For educational purposes, real data often has to be anonymized or partially aggregated. Some IT companies provide a data analytics platform rather than the data itself. The platform is typically a web interface which allows users to summarize and visualize data easily. This turns out to be a convenient scheme for project-based learning, if the platform is flexible enough to allow students to explore a data set from various viewpoints.

As another possibility, we encourage students to participate in data science competitions, such as those on the Kaggle platform. There are similar competitions in Japan, including the sports data analysis competition organized by the Japan Statistical Society.

In preparation for the opening of the data science faculty of Shiga University, I contacted more than 100 companies for possible cooperation. The real value in contacting and interviewing these companies was that we could gain insights into trends in data science in Japanese companies. Many companies now have lots of data, but do not have people with the appropriate skills for analyzing this data. Many large companies have recently set up data science departments, but have difficulty finding suitable personnel for the department. These companies are interested in hiring graduates from our faculty.

4 Prospects for statistics and data science in Japan

The arrival of the big data era has opened a window of opportunity for statistics in Japan, where there were previously almost no statistics department. Statistics education in Japan must adjust to these new challenges. The Japanese government and Japanese industry have become very aware of the need for statisticians and data scientists. The job prospects for our graduates will be good for some time to come. Also, there is a strong need for updating the data science skills of current company employees. This is the reason for launching a master’s program in data science at Shiga University.
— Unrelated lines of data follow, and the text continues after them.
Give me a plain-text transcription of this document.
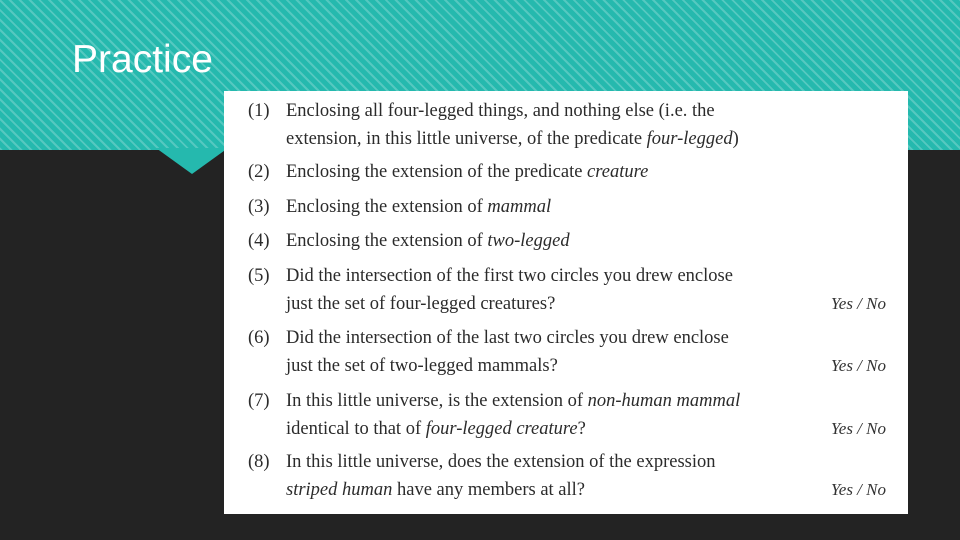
Practice
(1) Enclosing all four-legged things, and nothing else (i.e. the
extension, in this little universe, of the predicate four-legged)
(2) Enclosing the extension of the predicate creature
(3) Enclosing the extension of mammal
(4) Enclosing the extension of two-legged
(5) Did the intersection of the first two circles you drew enclose
just the set of four-legged creatures?	Yes / No
(6) Did the intersection of the last two circles you drew enclose
just the set of two-legged mammals?	Yes / No
(7) In this little universe, is the extension of non-human mammal
identical to that of four-legged creature?	Yes / No
(8) In this little universe, does the extension of the expression
striped human have any members at all?	Yes / No
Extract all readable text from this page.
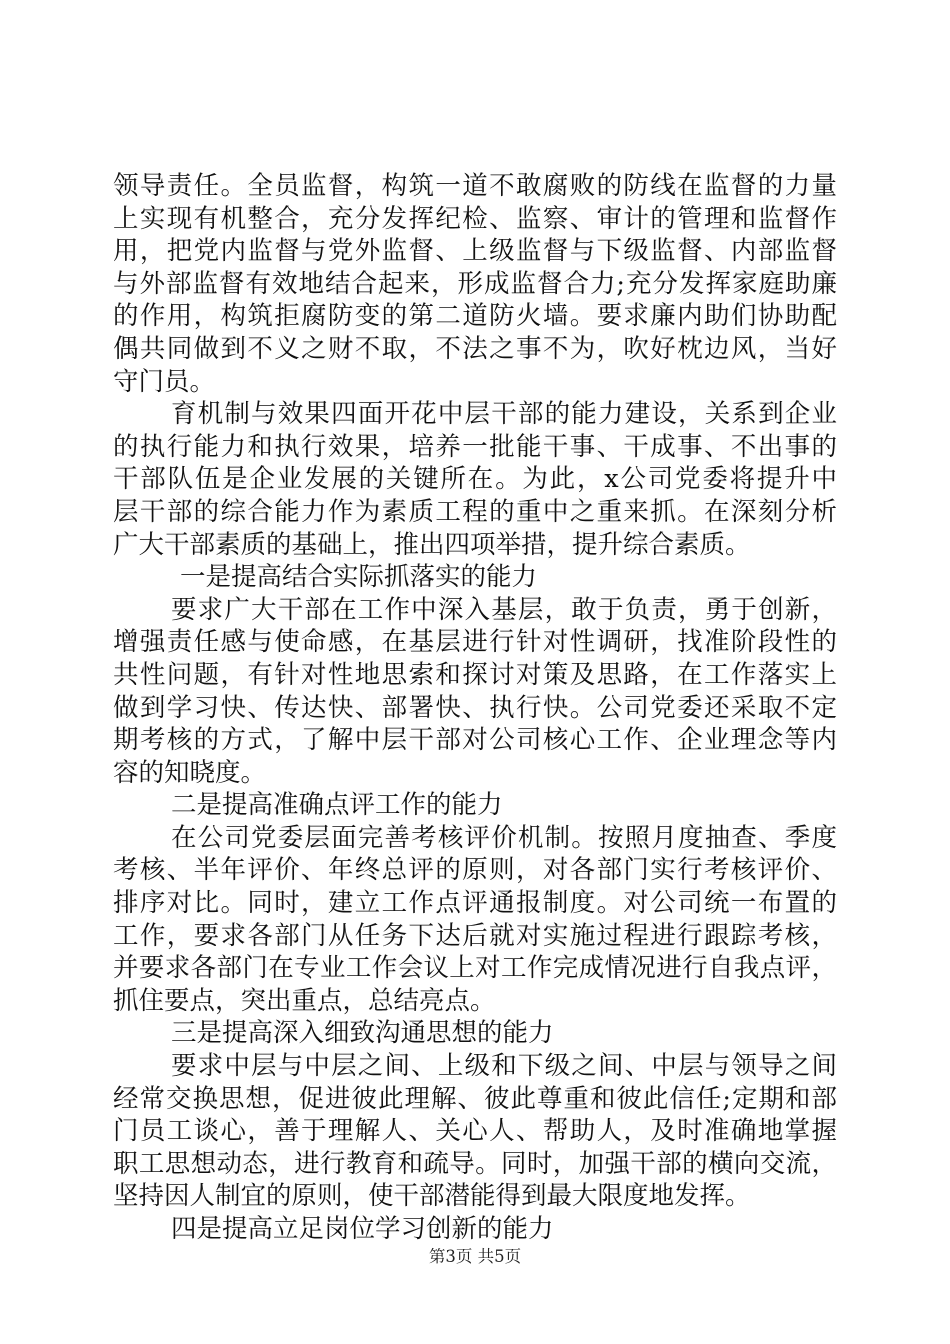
领导责任。全员监督，构筑一道不敢腐败的防线在监督的力量
上实现有机整合，充分发挥纪检、监察、审计的管理和监督作
用，把党内监督与党外监督、上级监督与下级监督、内部监督
与外部监督有效地结合起来，形成监督合力;充分发挥家庭助廉
的作用，构筑拒腐防变的第二道防火墙。要求廉内助们协助配
偶共同做到不义之财不取，不法之事不为，吹好枕边风，当好
守门员。
育机制与效果四面开花中层干部的能力建设，关系到企业
的执行能力和执行效果，培养一批能干事、干成事、不出事的
干部队伍是企业发展的关键所在。为此，x公司党委将提升中
层干部的综合能力作为素质工程的重中之重来抓。在深刻分析
广大干部素质的基础上，推出四项举措，提升综合素质。
一是提高结合实际抓落实的能力
要求广大干部在工作中深入基层，敢于负责，勇于创新，
增强责任感与使命感，在基层进行针对性调研，找准阶段性的
共性问题，有针对性地思索和探讨对策及思路，在工作落实上
做到学习快、传达快、部署快、执行快。公司党委还采取不定
期考核的方式，了解中层干部对公司核心工作、企业理念等内
容的知晓度。
二是提高准确点评工作的能力
在公司党委层面完善考核评价机制。按照月度抽查、季度
考核、半年评价、年终总评的原则，对各部门实行考核评价、
排序对比。同时，建立工作点评通报制度。对公司统一布置的
工作，要求各部门从任务下达后就对实施过程进行跟踪考核，
并要求各部门在专业工作会议上对工作完成情况进行自我点评，
抓住要点，突出重点，总结亮点。
三是提高深入细致沟通思想的能力
要求中层与中层之间、上级和下级之间、中层与领导之间
经常交换思想，促进彼此理解、彼此尊重和彼此信任;定期和部
门员工谈心，善于理解人、关心人、帮助人，及时准确地掌握
职工思想动态，进行教育和疏导。同时，加强干部的横向交流，
坚持因人制宜的原则，使干部潜能得到最大限度地发挥。
四是提高立足岗位学习创新的能力
第3页 共5页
Yokohama City University has plans to open a similar course.

The success of data science at Shiga University and Yokohama City University is being closely watched by other universities in Japan. With the decline and aging of the Japanese population, many universities are facing financial difficulties. National universities have to operate under tight budgets and it is difficult to form a new faculty in national universities. However, if Shiga University and Yokoyama City University are successful, then other universities will follow.

Recently, artificial intelligence (AI) is much talked about and there is an inflated expectation that AI will make many professions obsolete, including data scientists. Since the progress in the field of AI is so fast, we cannot predict what will happen. However, current AI technologies are based on improvements in predictive modeling based on big data. These models are complicated and tend to be black box models. As noted above, big data is observational data and predictive modeling cannot give insight into causal interpretations. We will need knowledgeable people to interpret big data for the foreseeable future.